Monday 27 June 2011

Old Ruins

There are a couple of things missing now, from the usual tools I have beside me when I am writing here. It kinda makes this whole process more streamline, and sometimes, blabber-y.

And my attempt to give it an exact month before I finally post something here has been fruitless. Blame it on my eagerness to contribute my ever wandering, literature-ish, sometimes dark, thoughts. I do know the rules here; Never work when you're desperate. I never do that here. I can't afford to.

So, even without my glass of bright gold intoxication, and my stick of Nic, I shall still make my way into the abyss. Here, that is.

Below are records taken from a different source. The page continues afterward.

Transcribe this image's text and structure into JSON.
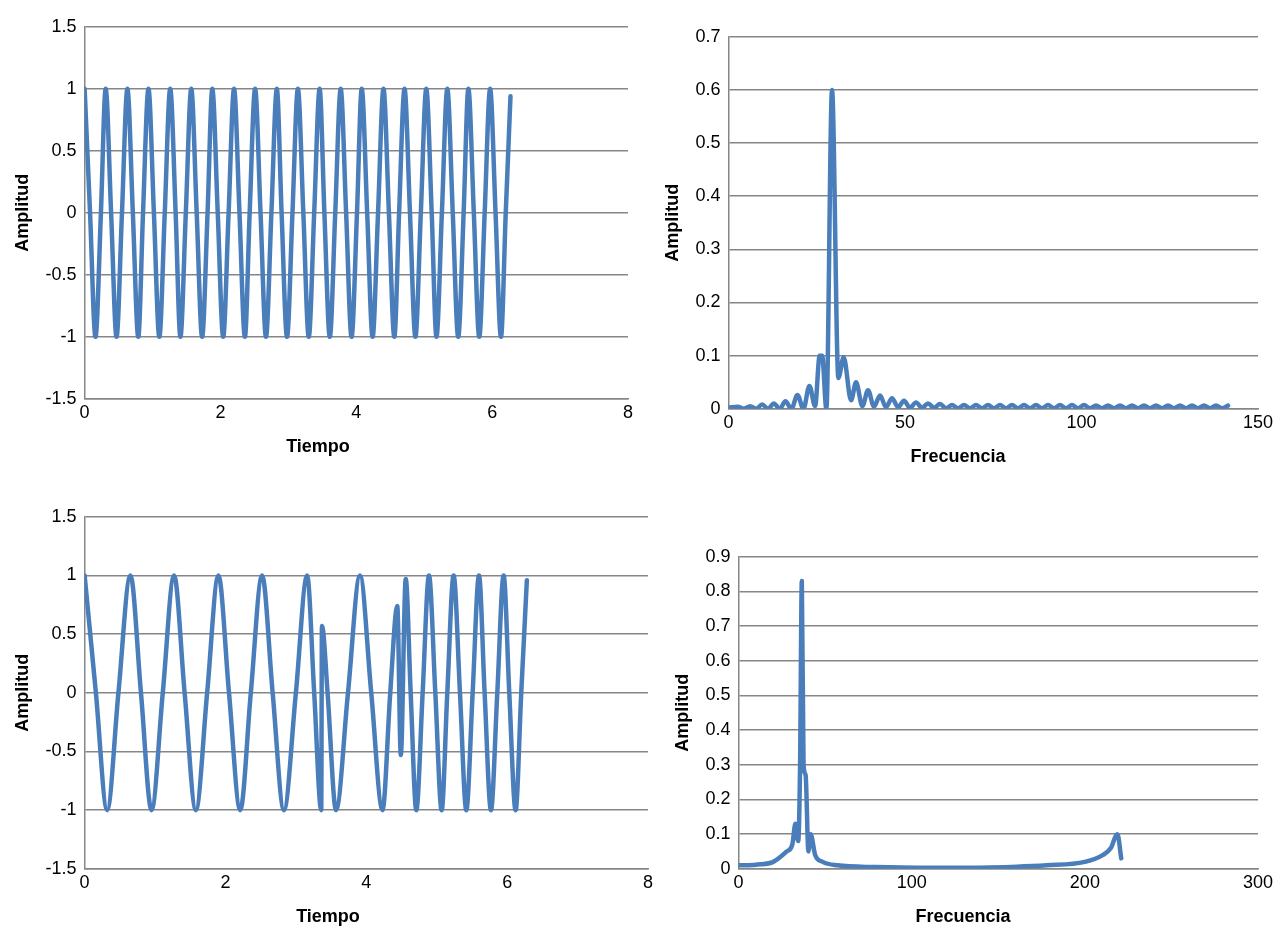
{
  "chart_data": [
    {
      "type": "line",
      "xlabel": "Tiempo",
      "ylabel": "Amplitud",
      "xlim": [
        0,
        8
      ],
      "xticks": [
        0,
        2,
        4,
        6,
        8
      ],
      "ylim": [
        -1.5,
        1.5
      ],
      "yticks": [
        -1.5,
        -1,
        -0.5,
        0,
        0.5,
        1,
        1.5
      ],
      "grid": "y",
      "x": [
        0,
        0.08,
        0.16,
        0.24,
        0.31,
        0.39,
        0.47,
        0.55,
        0.63,
        0.71,
        0.79,
        0.86,
        0.94,
        1.02,
        1.1,
        1.18,
        1.26,
        1.34,
        1.41,
        1.49,
        1.57,
        1.65,
        1.73,
        1.81,
        1.88,
        1.96,
        2.04,
        2.12,
        2.2,
        2.28,
        2.36,
        2.43,
        2.51,
        2.59,
        2.67,
        2.75,
        2.83,
        2.9,
        2.98,
        3.06,
        3.14,
        3.22,
        3.3,
        3.38,
        3.46,
        3.53,
        3.61,
        3.69,
        3.77,
        3.85,
        3.93,
        4.01,
        4.08,
        4.16,
        4.24,
        4.32,
        4.4,
        4.48,
        4.56,
        4.63,
        4.71,
        4.79,
        4.87,
        4.95,
        5.03,
        5.11,
        5.18,
        5.26,
        5.34,
        5.42,
        5.5,
        5.58,
        5.65,
        5.73,
        5.81,
        5.89,
        5.97,
        6.05,
        6.13,
        6.2,
        6.27
      ],
      "series": [
        {
          "color": "#4a7ebb",
          "values": [
            1,
            0,
            -1,
            0,
            1,
            0,
            -1,
            0,
            1,
            0,
            -1,
            0,
            1,
            0,
            -1,
            0,
            1,
            0,
            -1,
            0,
            1,
            0,
            -1,
            0,
            1,
            0,
            -1,
            0,
            1,
            0,
            -1,
            0,
            1,
            0,
            -1,
            0,
            1,
            0,
            -1,
            0,
            1,
            0,
            -1,
            0,
            1,
            0,
            -1,
            0,
            1,
            0,
            -1,
            0,
            1,
            0,
            -1,
            0,
            1,
            0,
            -1,
            0,
            1,
            0,
            -1,
            0,
            1,
            0,
            -1,
            0,
            1,
            0,
            -1,
            0,
            1,
            0,
            -1,
            0,
            1,
            0,
            -1,
            0,
            0.94
          ]
        }
      ]
    },
    {
      "type": "line",
      "xlabel": "Frecuencia",
      "ylabel": "Amplitud",
      "xlim": [
        0,
        150
      ],
      "xticks": [
        0,
        50,
        100,
        150
      ],
      "ylim": [
        0,
        0.7
      ],
      "yticks": [
        0,
        0.1,
        0.2,
        0.3,
        0.4,
        0.5,
        0.6,
        0.7
      ],
      "grid": "y",
      "x": [
        0,
        2.6,
        4.3,
        6.1,
        7.8,
        9.5,
        11.2,
        12.8,
        14.5,
        16.1,
        17.8,
        19.5,
        21.2,
        22.9,
        24.5,
        25.8,
        26.5,
        27.7,
        29.3,
        31.1,
        32.6,
        34.7,
        36.1,
        37.9,
        39.5,
        41.2,
        42.9,
        44.6,
        46.3,
        48.0,
        49.7,
        51.4,
        53.1,
        54.8,
        56.5,
        58.2,
        59.9,
        61.6,
        63.3,
        65.0,
        66.7,
        68.4,
        70.1,
        71.8,
        73.5,
        75.2,
        76.9,
        78.6,
        80.3,
        82.0,
        83.7,
        85.4,
        87.1,
        88.8,
        90.5,
        92.2,
        93.9,
        95.6,
        97.3,
        99.0,
        100.7,
        102.4,
        104.1,
        105.8,
        107.5,
        109.2,
        110.9,
        112.6,
        114.3,
        116.0,
        117.7,
        119.4,
        121.1,
        122.8,
        124.5,
        126.2,
        127.9,
        129.6,
        131.3,
        133.0,
        134.7,
        136.4,
        138.1,
        139.8,
        141.5
      ],
      "series": [
        {
          "color": "#4a7ebb",
          "values": [
            0.002,
            0.004,
            0,
            0.005,
            0,
            0.008,
            0,
            0.01,
            0,
            0.014,
            0,
            0.026,
            0,
            0.043,
            0.005,
            0.1,
            0.1,
            0,
            0.6,
            0.058,
            0.097,
            0.016,
            0.05,
            0.005,
            0.035,
            0.004,
            0.025,
            0.003,
            0.02,
            0.003,
            0.015,
            0.002,
            0.012,
            0.002,
            0.01,
            0.002,
            0.009,
            0.001,
            0.007,
            0.001,
            0.007,
            0.001,
            0.007,
            0.001,
            0.007,
            0.001,
            0.007,
            0.001,
            0.007,
            0.001,
            0.007,
            0.001,
            0.007,
            0.001,
            0.007,
            0.001,
            0.007,
            0.001,
            0.007,
            0.001,
            0.007,
            0.001,
            0.006,
            0.001,
            0.006,
            0.001,
            0.006,
            0.001,
            0.006,
            0.001,
            0.006,
            0.001,
            0.006,
            0.001,
            0.006,
            0.001,
            0.006,
            0.001,
            0.006,
            0.001,
            0.006,
            0.001,
            0.006,
            0.001,
            0.006
          ]
        }
      ]
    },
    {
      "type": "line",
      "xlabel": "Tiempo",
      "ylabel": "Amplitud",
      "xlim": [
        0,
        8
      ],
      "xticks": [
        0,
        2,
        4,
        6,
        8
      ],
      "ylim": [
        -1.5,
        1.5
      ],
      "yticks": [
        -1.5,
        -1,
        -0.5,
        0,
        0.5,
        1,
        1.5
      ],
      "grid": "y",
      "x": [
        0,
        0.16,
        0.32,
        0.48,
        0.65,
        0.8,
        0.95,
        1.11,
        1.27,
        1.42,
        1.58,
        1.74,
        1.9,
        2.05,
        2.21,
        2.36,
        2.52,
        2.67,
        2.83,
        3.0,
        3.16,
        3.26,
        3.36,
        3.37,
        3.45,
        3.57,
        3.74,
        3.91,
        4.07,
        4.23,
        4.34,
        4.44,
        4.49,
        4.56,
        4.63,
        4.71,
        4.8,
        4.89,
        4.98,
        5.07,
        5.15,
        5.24,
        5.33,
        5.42,
        5.51,
        5.6,
        5.68,
        5.77,
        5.86,
        5.95,
        6.03,
        6.12,
        6.2,
        6.28
      ],
      "series": [
        {
          "color": "#4a7ebb",
          "values": [
            1,
            0,
            -1,
            0,
            1,
            0,
            -1,
            0,
            1,
            0,
            -1,
            0,
            1,
            0,
            -1,
            0,
            1,
            0,
            -1,
            0,
            1,
            0,
            -1,
            0.57,
            0,
            -1,
            0,
            1,
            0,
            -1,
            0,
            0.74,
            -0.53,
            0.97,
            0,
            -1,
            0,
            1,
            0,
            -1,
            0,
            1,
            0,
            -1,
            0,
            1,
            0,
            -1,
            0,
            1,
            0,
            -1,
            0,
            0.96
          ]
        }
      ]
    },
    {
      "type": "line",
      "xlabel": "Frecuencia",
      "ylabel": "Amplitud",
      "xlim": [
        0,
        300
      ],
      "xticks": [
        0,
        100,
        200,
        300
      ],
      "ylim": [
        0,
        0.9
      ],
      "yticks": [
        0,
        0.1,
        0.2,
        0.3,
        0.4,
        0.5,
        0.6,
        0.7,
        0.8,
        0.9
      ],
      "grid": "y",
      "x": [
        0,
        10,
        20,
        27.8,
        31,
        32.8,
        34.4,
        35.5,
        36.5,
        37.5,
        38.7,
        40.3,
        41.6,
        44.2,
        48.6,
        57,
        79,
        112,
        145,
        178,
        200,
        210.5,
        215,
        218.8,
        221
      ],
      "series": [
        {
          "color": "#4a7ebb",
          "values": [
            0.01,
            0.012,
            0.02,
            0.05,
            0.07,
            0.13,
            0.08,
            0.3,
            0.83,
            0.3,
            0.27,
            0.05,
            0.1,
            0.04,
            0.02,
            0.01,
            0.005,
            0.003,
            0.004,
            0.01,
            0.02,
            0.04,
            0.06,
            0.1,
            0.03
          ]
        }
      ]
    }
  ]
}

Stories of more heartaches, and chilling cold nights by the ledge would really kick things off. But I ain't suicidal, and I ain't nostalgic. Life goes on no matter how shitty things get. That's the kinda attitude I'm trying to project out of myself. It really is the best in my interest, because my heart cannot only take so much, and there isn't any point crying over things that are out of my control.

I'm not challenging fate, but I'm in my "just-throw-whatever-you-want-and-I'll-deal-with-it" zone. Cause really, I think moaning about my own luck and envying the luck of others brings me absolutely nowhere. And it really does irritate the life out of me to do that. Cause, not everyone has it easy, no one has it the same way. But eventually, I will get there.


I think I've stumped myself on the last para over yonder. Stumped, I have kinda ran out of thoughts. I think it's quite a disappointment.

All of everything ends eventually. Fuck.